Why Not Switch to REST APIs?
While REST APIs with Lambda authorizers can pass context data (including principalId) to the backend, they are not suitable in this scenario due to several reasons:
- Lack of Payload Format Version 2.0 Support:
- REST APIs use Payload Format Version 1.0, which has a different event structure.
- Switching would require significant refactoring of your backend Lambda functions to accommodate the different event format.
- Feature Limitations:
- Payload Format Version 2.0 includes features and improvements not available in version 1.0, such as improved HTTP request and response representations.
- Your application may rely on these features, making it impractical to downgrade.
- Increased Complexity and Cost:
- REST APIs are generally more complex to set up and manage.
- They can be more expensive due to higher per-request costs.
- No Native Support for ES256:
- Even with REST APIs, the native JWT authorizer does not support the ES256 algorithm.
- You would still need to use a custom Lambda authorizer, facing similar limitations.
Alternative Options
- Using Simple Response Mode:
- Changing the Lambda authorizer’s response mode to Simple allows passing context data to the backend.
- However, this mode does not support fine-grained access control with IAM policies.
- If your application requires IAM policies for authorization, Simple response mode may not be sufficient.
- Custom Middleware:
- Implement custom middleware within your Lambda functions to handle authentication and authorization.
- This can provide more control but requires additional development and maintenance effort.
Conclusion
Integrating Web3Auth with AWS API Gateway and Lambda functions involves navigating several limitations. By verifying JWT tokens within your backend Lambda function, you can securely extract user information while continuing to use HTTP APIs with Payload Format Version 2.0. Although this approach requires duplicate token verification, it allows you to work within AWS’s constraints and maintain the features and event structures your application depends on.
Recommendations
- Monitor Performance: Keep an eye on the latency introduced by the additional token verification to ensure it meets your application’s performance requirements.

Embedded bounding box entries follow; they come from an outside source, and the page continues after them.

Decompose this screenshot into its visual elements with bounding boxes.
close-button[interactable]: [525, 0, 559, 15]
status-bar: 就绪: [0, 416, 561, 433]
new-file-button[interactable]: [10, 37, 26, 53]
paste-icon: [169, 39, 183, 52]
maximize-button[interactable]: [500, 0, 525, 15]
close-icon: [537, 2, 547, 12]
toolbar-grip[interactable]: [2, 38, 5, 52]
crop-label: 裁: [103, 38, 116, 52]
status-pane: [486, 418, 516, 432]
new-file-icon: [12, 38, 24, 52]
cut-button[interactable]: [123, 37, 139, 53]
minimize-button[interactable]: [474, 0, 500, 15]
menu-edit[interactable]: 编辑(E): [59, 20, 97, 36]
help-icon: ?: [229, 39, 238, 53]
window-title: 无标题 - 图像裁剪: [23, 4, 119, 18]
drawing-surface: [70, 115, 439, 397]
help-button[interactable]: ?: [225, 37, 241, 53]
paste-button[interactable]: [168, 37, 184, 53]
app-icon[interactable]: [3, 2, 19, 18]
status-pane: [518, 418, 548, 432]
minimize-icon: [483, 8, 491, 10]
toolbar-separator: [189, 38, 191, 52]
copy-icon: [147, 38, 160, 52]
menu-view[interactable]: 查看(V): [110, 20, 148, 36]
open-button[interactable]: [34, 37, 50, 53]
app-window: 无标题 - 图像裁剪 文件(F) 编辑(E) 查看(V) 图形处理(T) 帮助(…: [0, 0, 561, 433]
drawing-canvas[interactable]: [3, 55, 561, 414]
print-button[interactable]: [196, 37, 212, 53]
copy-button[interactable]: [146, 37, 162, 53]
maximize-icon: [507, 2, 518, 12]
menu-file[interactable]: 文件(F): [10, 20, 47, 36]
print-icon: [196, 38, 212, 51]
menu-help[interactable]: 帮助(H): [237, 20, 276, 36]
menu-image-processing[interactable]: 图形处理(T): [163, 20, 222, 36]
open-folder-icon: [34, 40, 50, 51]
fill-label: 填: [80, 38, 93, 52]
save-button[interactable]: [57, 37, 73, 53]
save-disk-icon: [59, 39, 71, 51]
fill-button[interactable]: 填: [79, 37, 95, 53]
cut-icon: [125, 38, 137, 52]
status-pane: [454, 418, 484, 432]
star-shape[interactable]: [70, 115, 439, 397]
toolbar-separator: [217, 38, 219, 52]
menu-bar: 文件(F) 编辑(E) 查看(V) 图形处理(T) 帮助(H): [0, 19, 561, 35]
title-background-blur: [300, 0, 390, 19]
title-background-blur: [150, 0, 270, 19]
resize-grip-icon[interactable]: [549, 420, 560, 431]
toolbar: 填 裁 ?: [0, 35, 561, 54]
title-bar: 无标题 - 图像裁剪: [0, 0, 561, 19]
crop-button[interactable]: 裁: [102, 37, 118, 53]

- Shared Verification Logic: Consider abstracting the token verification logic into a shared module or library to maintain consistency and reduce code duplication.
- Stay Updated: AWS services evolve over time. Keep an eye on AWS announcements for any updates that might introduce support for ES256 in native JWT authorizers or other features that could simplify this integration.